Back at the campsite I packed my stuff, had a shower and set off to the airport. Only after checking in I realized what I was doing. On the way to New York I browsed the travel guide because I had no idea how to get from the airport to Manhattan, where to stay, what to do … While browsing I found an ad: helicopter rides over Manhattan. My bucket list popped up in my mind. I decided that it didn’t matter how much it was going to cost … I would fly over Manhattan.

On the fourth day the weather was perfect for a flight. While flying over Manhattan, tears were running! The others must have thought I was crazy or afraid of heights or whatever … That flight changed my attitude towards life! When I was negative and depressed, life was meaningless. Pointless! No reason to live. If I died, who would miss me? My family and friends perhaps. And another teacher would take over my biology classes and carry on teaching. Insane thoughts, but my default setting at that time!

Living My Dreams Restores My Zest for Life

Only after that flight I slowly came to the realization that life just makes sense if you have aims or dreams. If you don’t skip any of life’s challenges.

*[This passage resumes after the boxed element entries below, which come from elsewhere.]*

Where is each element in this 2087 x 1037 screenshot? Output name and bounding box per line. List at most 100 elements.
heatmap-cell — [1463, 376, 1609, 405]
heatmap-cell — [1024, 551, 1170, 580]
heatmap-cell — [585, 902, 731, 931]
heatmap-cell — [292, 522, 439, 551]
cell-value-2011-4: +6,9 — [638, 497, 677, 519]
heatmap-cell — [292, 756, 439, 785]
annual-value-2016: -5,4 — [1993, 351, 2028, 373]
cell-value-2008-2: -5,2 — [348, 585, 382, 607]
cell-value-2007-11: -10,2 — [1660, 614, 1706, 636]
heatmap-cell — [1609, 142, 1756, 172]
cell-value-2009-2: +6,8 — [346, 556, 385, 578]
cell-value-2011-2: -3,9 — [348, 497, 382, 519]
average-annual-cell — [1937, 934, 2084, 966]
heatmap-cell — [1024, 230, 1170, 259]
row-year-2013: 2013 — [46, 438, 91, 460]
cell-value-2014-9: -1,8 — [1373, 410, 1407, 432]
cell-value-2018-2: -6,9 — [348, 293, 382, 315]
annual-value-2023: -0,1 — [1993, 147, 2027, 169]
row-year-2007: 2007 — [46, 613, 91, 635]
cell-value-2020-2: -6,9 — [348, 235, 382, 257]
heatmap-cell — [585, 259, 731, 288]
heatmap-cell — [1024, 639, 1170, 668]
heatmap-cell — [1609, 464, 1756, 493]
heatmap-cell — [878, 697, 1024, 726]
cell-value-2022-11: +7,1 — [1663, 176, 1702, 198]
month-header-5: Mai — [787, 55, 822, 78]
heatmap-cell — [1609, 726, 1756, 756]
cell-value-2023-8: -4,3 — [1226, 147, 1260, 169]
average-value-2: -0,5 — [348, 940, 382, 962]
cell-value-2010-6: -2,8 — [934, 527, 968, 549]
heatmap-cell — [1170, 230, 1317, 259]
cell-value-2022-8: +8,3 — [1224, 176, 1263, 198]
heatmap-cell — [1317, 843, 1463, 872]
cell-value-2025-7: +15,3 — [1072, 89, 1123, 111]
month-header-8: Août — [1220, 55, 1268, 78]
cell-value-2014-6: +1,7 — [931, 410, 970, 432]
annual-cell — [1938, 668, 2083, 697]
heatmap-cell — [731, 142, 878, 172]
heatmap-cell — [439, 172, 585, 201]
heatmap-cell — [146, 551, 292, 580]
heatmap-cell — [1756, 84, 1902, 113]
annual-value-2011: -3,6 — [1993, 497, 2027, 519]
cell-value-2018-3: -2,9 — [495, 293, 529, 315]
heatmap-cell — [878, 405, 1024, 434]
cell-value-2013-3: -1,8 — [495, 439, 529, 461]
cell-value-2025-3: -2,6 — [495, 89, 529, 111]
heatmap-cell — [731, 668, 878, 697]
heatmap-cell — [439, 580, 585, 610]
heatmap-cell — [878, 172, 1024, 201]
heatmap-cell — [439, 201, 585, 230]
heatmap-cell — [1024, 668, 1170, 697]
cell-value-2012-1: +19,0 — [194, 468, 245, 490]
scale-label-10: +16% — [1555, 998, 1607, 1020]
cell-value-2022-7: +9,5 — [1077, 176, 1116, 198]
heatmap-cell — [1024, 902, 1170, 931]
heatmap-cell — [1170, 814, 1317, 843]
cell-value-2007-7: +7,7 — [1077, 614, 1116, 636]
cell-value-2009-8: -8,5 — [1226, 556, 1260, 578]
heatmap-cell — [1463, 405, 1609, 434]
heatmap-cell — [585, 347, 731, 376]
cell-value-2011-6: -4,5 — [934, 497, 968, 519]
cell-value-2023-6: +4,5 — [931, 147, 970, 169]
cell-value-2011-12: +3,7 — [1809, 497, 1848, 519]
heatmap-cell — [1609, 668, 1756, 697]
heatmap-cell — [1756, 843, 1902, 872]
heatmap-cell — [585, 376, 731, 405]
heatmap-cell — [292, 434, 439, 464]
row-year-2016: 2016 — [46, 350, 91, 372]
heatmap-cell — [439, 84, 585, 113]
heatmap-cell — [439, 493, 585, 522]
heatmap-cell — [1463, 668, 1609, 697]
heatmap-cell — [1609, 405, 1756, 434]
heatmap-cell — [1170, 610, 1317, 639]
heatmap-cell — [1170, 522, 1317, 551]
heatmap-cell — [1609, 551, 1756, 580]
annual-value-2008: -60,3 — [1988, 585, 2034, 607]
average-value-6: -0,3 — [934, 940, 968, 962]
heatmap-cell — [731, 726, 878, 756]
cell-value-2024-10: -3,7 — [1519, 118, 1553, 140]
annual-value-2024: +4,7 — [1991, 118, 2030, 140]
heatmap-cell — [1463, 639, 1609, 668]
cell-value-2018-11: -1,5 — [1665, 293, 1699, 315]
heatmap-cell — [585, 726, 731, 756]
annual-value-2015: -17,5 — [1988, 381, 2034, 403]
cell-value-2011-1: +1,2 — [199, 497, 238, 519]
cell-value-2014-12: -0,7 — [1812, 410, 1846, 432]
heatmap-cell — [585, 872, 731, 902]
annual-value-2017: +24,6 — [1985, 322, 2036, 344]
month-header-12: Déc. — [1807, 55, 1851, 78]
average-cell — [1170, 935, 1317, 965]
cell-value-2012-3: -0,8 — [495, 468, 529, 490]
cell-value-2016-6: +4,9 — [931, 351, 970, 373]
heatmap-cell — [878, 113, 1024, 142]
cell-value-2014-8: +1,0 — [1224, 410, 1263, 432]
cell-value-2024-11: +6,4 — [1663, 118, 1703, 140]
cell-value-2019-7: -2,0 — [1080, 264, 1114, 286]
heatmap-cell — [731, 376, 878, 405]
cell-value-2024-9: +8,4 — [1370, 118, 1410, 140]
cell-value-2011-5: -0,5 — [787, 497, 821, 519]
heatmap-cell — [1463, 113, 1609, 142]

On my way back to Munich I decided to travel to all the destinations on the bucket list. My zest for life slowly returned! In those 2 years of travelling I went to all the destinations except for Rio. That’s still on the list. In the two years of traveling I fought a mental/emotional fight. I tried to erase the negative experience out of my system, because I wanted a normal life again. I read a lot of books about religions, psychology, life and death. I spent a lot of time on my own and did a good clean-up of my hard drive, called brain!

I returned to Namibia after 2 years and started teaching at my old school again. I was looking forward to it. But seeing family and friends was not easy. It took me nearly a year to fit in again. I changed a lot in those 2 years. In Windhoek little has changed. The people – as in every city in the world – have their routine. Often conversations didn’t last long because I couldn’t share what I had experienced or I could share it only in part.

I have seen life from a different angle. A cancer survivor once said to me: “Life is like light. Some people see only white light. Cancer shattered my white light like a prism. I relish the entire range of colours!”